Ok, things looking good. Iwas messing around with the mac, oppend up to see its gooy insides, and while I was at it installed the spare hdd i had. It worked. I initialized it via discksetup or something, and now its there. so i now have a total of about 10gb of space in the machine, which is HEAPS for what ill be using it for. it has 2 spare slots - some weird pci looking ones, and 2 video cards, so ill remove one to free up a slot. i will also upgrade the cd-rom to either a cd-rw which i have lying around, or go pick up a dvd-rom so i can install osx. it has 4 ram bays, 3 are filled with a total of 448Mb, so i can always tinker with that too.

Late,


----------



## emoxley (Jan 6, 2004)

Glad you got it to work for you.


----------



## Dave_Snow (Oct 27, 2004)

It's amazing what you can find on the road.
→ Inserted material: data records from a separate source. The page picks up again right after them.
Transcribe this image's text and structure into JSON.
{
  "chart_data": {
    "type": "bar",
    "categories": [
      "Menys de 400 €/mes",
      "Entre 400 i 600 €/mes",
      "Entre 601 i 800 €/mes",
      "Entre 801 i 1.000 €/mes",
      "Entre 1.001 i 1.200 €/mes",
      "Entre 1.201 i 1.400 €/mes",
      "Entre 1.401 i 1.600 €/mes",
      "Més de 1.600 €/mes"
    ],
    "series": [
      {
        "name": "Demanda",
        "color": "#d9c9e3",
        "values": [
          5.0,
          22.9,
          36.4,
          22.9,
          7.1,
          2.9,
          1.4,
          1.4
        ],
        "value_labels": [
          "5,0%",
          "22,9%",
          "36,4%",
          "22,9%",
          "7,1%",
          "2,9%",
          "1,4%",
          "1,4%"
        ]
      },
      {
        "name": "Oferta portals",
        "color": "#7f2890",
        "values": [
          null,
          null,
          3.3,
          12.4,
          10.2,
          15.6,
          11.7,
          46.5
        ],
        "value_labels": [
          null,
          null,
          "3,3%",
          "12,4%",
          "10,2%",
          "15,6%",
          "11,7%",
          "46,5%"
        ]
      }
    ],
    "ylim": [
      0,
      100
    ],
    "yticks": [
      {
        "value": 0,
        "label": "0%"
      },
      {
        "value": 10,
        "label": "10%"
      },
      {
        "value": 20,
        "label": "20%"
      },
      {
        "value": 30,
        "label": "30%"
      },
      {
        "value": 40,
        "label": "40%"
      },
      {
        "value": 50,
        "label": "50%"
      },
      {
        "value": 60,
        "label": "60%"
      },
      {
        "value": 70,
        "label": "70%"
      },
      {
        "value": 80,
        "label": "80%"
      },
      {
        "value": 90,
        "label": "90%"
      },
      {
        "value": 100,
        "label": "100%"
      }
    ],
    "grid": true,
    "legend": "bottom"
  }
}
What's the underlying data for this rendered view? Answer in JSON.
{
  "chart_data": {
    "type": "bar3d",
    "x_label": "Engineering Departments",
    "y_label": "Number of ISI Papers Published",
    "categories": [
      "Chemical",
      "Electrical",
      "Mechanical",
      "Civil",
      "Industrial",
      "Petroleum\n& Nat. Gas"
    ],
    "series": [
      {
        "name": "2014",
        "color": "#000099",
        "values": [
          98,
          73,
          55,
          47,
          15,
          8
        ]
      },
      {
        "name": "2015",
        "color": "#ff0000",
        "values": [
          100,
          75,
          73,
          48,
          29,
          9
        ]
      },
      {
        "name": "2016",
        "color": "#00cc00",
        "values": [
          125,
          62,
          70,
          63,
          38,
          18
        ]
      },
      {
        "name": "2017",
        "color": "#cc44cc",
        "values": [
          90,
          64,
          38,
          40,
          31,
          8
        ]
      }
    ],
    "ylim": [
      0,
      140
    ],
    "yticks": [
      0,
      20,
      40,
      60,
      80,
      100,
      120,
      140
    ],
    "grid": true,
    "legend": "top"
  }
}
On my paper route I found a palmpilot 3 XE on the road, cleaned it out and it works great. I love free stuff.


----------



## VegasACF (May 27, 2005)

Yeah, I got my current pair of sunglasses that way. The wife and I were out riding our bicycles and I rode past a pair of shades in the street. I stopped and went back to look at them. Turns out they were a rather expensive pair of Bausch & Lomb Ray-Ban sunglasses, and there wasn't a scratch on the lenses! 

Never found a computer, though.


----------



## Dave_Snow (Oct 27, 2004)

Sweet!


----------



## AvvY (Oct 8, 2004)

Nice score. Well, hard rubbish day is on the 27th, so I am keeping my eyes pealed for everything that is getting put out on the nature strip. I could do with an extra monitor now... Lol.

Late,


----------